THEIR MUCH SPEAKING.
he ‘dreary drip of dilatory declamation’ to which Lord Salisbury, in one of his happiest phrases, once drew attention, shows no sign of exhaustion, or even of diminution; and the Conservative chief has followed up his admirable epigram by picturing the time when, all rational discussion and all beneficial legislation being out of the question, the House of Commons may become a mere mechanical puppet-show, and may present the spectacle of ‘a steam Irish Party, an electric Ministry, and a clockwork Speaker.’ It is certain that there never was so much talk in the Lower House as at the present moment; but it is also certain that the complaint of ‘much speaking’ has before now been frequently preferred against both Chambers. Politicians have always been a wordy race, and many a sharp shaft has been aimed at their besetting weakness. A last-century satirist once wrote:
‘“Do this,” cries one side of St. Stephen’s great hall;
“Do just the reverse,” the minority bawl....

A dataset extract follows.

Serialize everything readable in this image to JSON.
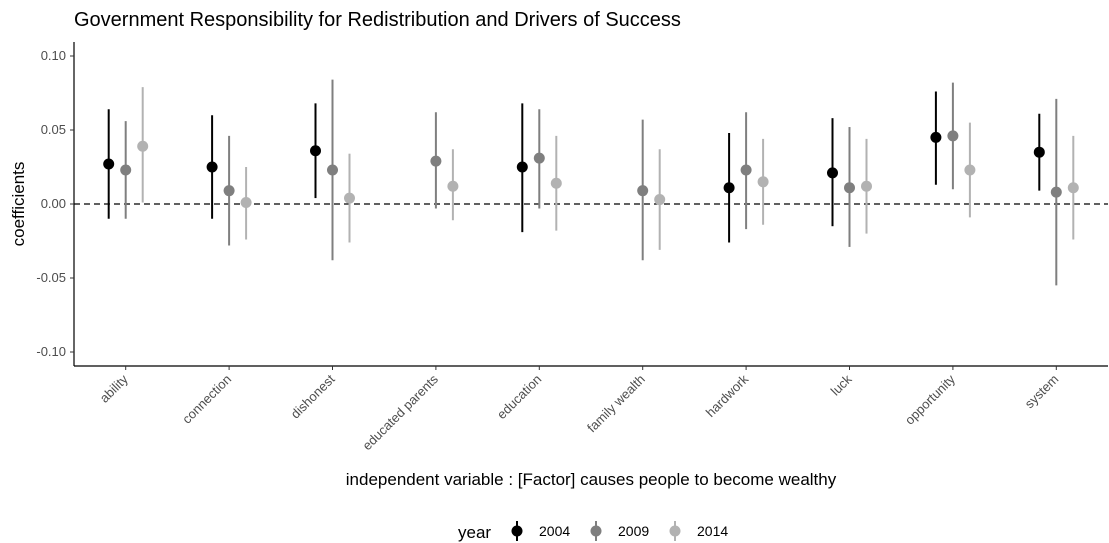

And what is the end of this mighty tongue-war?
—Nothing’s done for the State till the State is done for!’
And, unfortunately, the quality of the talk has often been as poor as the quantity was considerable. It was, we believe, a pre-Victorian pen which perpetrated this couplet on the House of Commons:
‘To wonder now at Balaam’s ass were weak:
Is there a night that asses do not speak?’
Fun has constantly been made of the typical drawbacks of political oratory—of the dull men, of the heavy, of the shallow, of the unintelligible, and what not. We have been told how ‘a lord of senatorial fame’ was known at once by his portrait, because the painter had so ‘play’d his game’ that it ‘made one even yawn at sight.’ It has been said of an M.P., that his speeches ‘possessed such remarkable weight’ that it was ‘really a trouble to bear them.’ Of a third it was written that his discourses had some resemblance to an hour-glass, because, the longer time they ran, the shallower they grew. Of yet another orator we read that his reasoning was really deep, his argument profound, ‘for deuce a bit could anybody see the ground.’ Nor have certain historical personages been able to escape the lash. When Admiral Vernon was appointed to take charge of the herring fishery, Horace Walpole wrote:
‘Long in the Senate had brave Vernon rail’d,
And all mankind with bitter tongue assail’d;
Sick of his noise, we wearied Heav’n with pray’r
In his own element to place the tar.
The gods at length have yielded to our wish,
And bade him rule o’er Billingsgate and fish.’
From which it will be gathered anew that a somewhat bitter style of debate is no novelty in this country—that strong language has been heard in the House of Commons ante Agamemnona.